Послышался настойчивый стук в дверь, открыв которую в класс заглянул… Алексей Велетов.
- Галя, можно тебя на минутку! - вежливо сказал он и, увидев Виктора, потемнел лицом.
Галя с готовностью кивнула.
- Извини, Витя, я сейчас… - сказала она и вышла.
Виктор с тихим стоном рухнул на стул у ближайшей парты…
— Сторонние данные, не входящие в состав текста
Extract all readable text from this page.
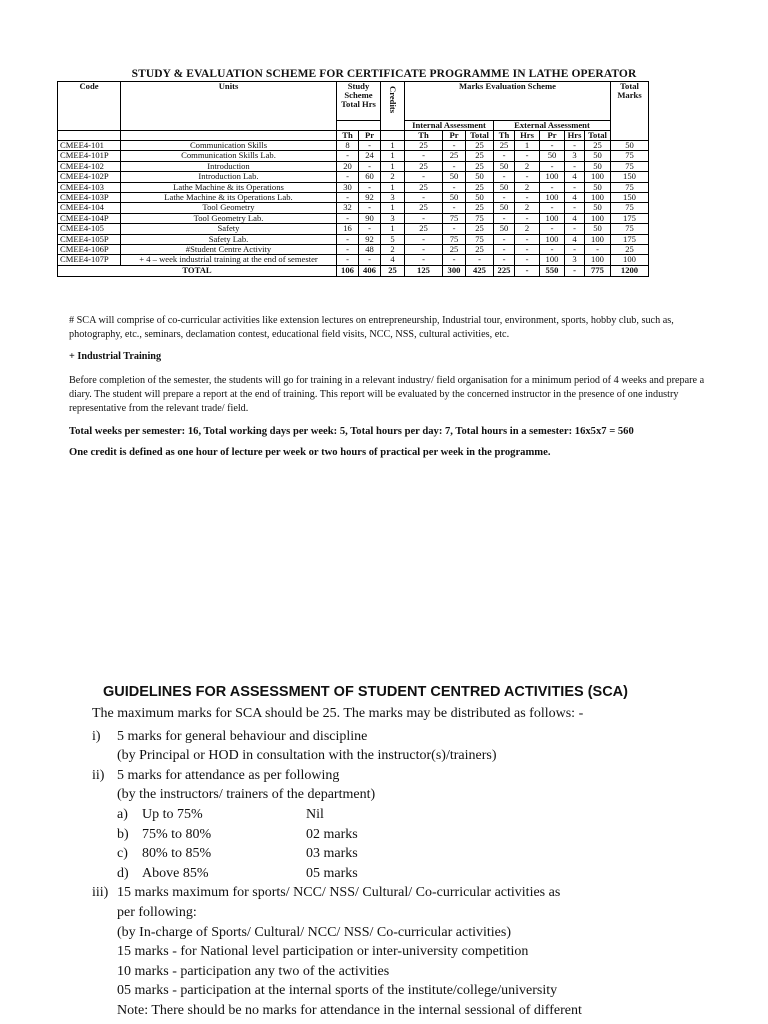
STUDY & EVALUATION SCHEME FOR CERTIFICATE PROGRAMME IN LATHE OPERATOR
Code	Units	Study Scheme Total Hrs		Credits	Marks Evaluation Scheme								Total Marks
					Internal Assessment			External Assessment					
		Th	Pr		Th	Pr	Total	Th	Hrs	Pr	Hrs	Total	
CMEE4-101	Communication Skills	8	-	1	25	-	25	25	1	-	-	25	50
CMEE4-101P	Communication Skills Lab.	-	24	1	-	25	25	-	-	50	3	50	75
CMEE4-102	Introduction	20	-	1	25	-	25	50	2	-	-	50	75
CMEE4-102P	Introduction Lab.	-	60	2	-	50	50	-	-	100	4	100	150
CMEE4-103	Lathe Machine & its Operations	30	-	1	25	-	25	50	2	-	-	50	75
CMEE4-103P	Lathe Machine & its Operations Lab.	-	92	3	-	50	50	-	-	100	4	100	150
CMEE4-104	Tool Geometry	32	-	1	25	-	25	50	2	-	-	50	75
CMEE4-104P	Tool Geometry Lab.	-	90	3	-	75	75	-	-	100	4	100	175
CMEE4-105	Safety	16	-	1	25	-	25	50	2	-	-	50	75
CMEE4-105P	Safety Lab.	-	92	5	-	75	75	-	-	100	4	100	175
CMEE4-106P	#Student Centre Activity	-	48	2	-	25	25	-	-	-	-	-	25
CMEE4-107P	+ 4 – week industrial training at the end of semester	-	-	4	-	-	-	-	-	100	3	100	100
TOTAL		106	406	25	125	300	425	225	-	550	-	775	1200
# SCA will comprise of co-curricular activities like extension lectures on entrepreneurship, Industrial tour, environment, sports, hobby club, such as, photography, etc., seminars, declamation contest, educational field visits, NCC, NSS, cultural activities, etc.
+ Industrial Training
Before completion of the semester, the students will go for training in a relevant industry/ field organisation for a minimum period of 4 weeks and prepare a diary. The student will prepare a report at the end of training. This report will be evaluated by the concerned instructor in the presence of one industry representative from the relevant trade/ field.
Total weeks per semester: 16, Total working days per week: 5, Total hours per day: 7, Total hours in a semester: 16x5x7 = 560
One credit is defined as one hour of lecture per week or two hours of practical per week in the programme.
GUIDELINES FOR ASSESSMENT OF STUDENT CENTRED ACTIVITIES (SCA)
The maximum marks for SCA should be 25. The marks may be distributed as follows: -
i) 5 marks for general behaviour and discipline
(by Principal or HOD in consultation with the instructor(s)/trainers)
ii) 5 marks for attendance as per following
(by the instructors/ trainers of the department)
a) Up to 75%	Nil
b) 75% to 80%	02 marks
c) 80% to 85%	03 marks
d) Above 85%	05 marks
iii) 15 marks maximum for sports/ NCC/ NSS/ Cultural/ Co-curricular activities as
per following:
(by In-charge of Sports/ Cultural/ NCC/ NSS/ Co-curricular activities)
15 marks - for National level participation or inter-university competition
10 marks - participation any two of the activities
05 marks - participation at the internal sports of the institute/college/university
Note: There should be no marks for attendance in the internal sessional of different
Галя вернулась минут через пять, слегка возбужденная, раскрасневшаяся, с озорными искорками в загадочных изумрудных глазах.
- Продолжим?
- Подожди… - глухо, продавливая в горло комок, сказал Виктор.- После того, чему я — увы! — только что оказался невольным свидетелем, мне нужно придти в себя…
- А чему ты оказался свидетелем? Что ты видел? Воображение разыгралось, молодой человек? — Галя резко развернулась к нему и вызывающе тряхнула головой, поправляя прическу. — И попрошу вас, юноша, учесть: есть вещи, которые вас никаким боком не касаются!
…И случилось так, что на этот раз, впервые, не Виктор, а она отвела глаза, не выдержав его затуманенного болью взгляда. Отвернулась к окну, снова нервным жестом поправила прическу и заговорила после короткой паузы неожиданно тихим голосом — не оправдываясь, а скорее, признав право Виктора на его внутреннюю боль, пытаясь что-то ему объяснить:
- Помнишь, ты мне историю со справкой рассказывал? Правда, смешно… Но есть еще одна история… Тоже смешная! — она резко развернулась.— Так вот была у меня подруга… Она с родителями уехала из Кушвы после восьмого класса, и лучше ее у меня подруги уже никогда не будет…
- Я ее знаю? — машинально спросил Виктор.
- Знаешь. Это Наташка Орлова…
- Первый раз слышу.
- Знаешь, знаешь… Сейчас поймешь, о ком я… Однажды весной, два года назад, над нею прикололись два парня… Они случайно шли в тот же дом, куда по своим делам шла она, а перед подъездом один из них вдруг хвать другого за руку: «Будь джентльменом — пропусти вперед даму!» Тот, второй, джентльмена из себя изобразил, даже шаг в сторону отступил, а когда Наташка, смущенная столь неожиданным и для нее приятным вниманием, проходила мимо, выдал… Спокойненько так, флегматично, будто бы между делом: «Ну, ты, дура, проходи быстрее…»
Галя выразительно посмотрела на Виктора.
- Но ведь я же сразу извинился! Господи! Как это все…-Виктор, сдерживая стон, едва не скрежетал зубами. Потом заговорил… Торопливо, пытаясь оправдаться, понимая, что при этом выглядит смешным и жалким:
- Да мы так с Сашкой Карпинским тогда постоянно прикалывались — молодые, глупые… причем, ведь намеренно себя придурками выставляя! А подруга твоя тогда действительно повела себя не как дура, в отличие от прочих! Никогда не забуду ее слова: «Надо же! А оно еще и разговаривает!» А я, поскольку впервые тогда в подобной ситуации не дуру увидел, так ей об этом и сказал, прощения попросил!..
Галя вздохнула:
- Понимаешь, Виктор… Если бы на месте Наташки оказалась любая другая девчонка… Но это была моя подруга, для которой ты навеки останешься придурком, который обозвал ее дурой… А что касается меня… Для меня ты — человек, который оскорбил мою лучшую подругу… И с этим ничего не поделаешь, и изменить тут уже ничего нельзя… Так что давай-ка лучше репетировать!
…Виктор поднял на нее виноватый взгляд, но лица Гали не увидел — горячая кровь стучала в висках, а глаза застило багровым туманом…
Страшней всего на свете то
И самой страшной болью ранит,
Когда нечаянное зло
Твое не в силах ты исправить…

8. «Мое разбитое сердце будет жемчужиной твоей коллекции».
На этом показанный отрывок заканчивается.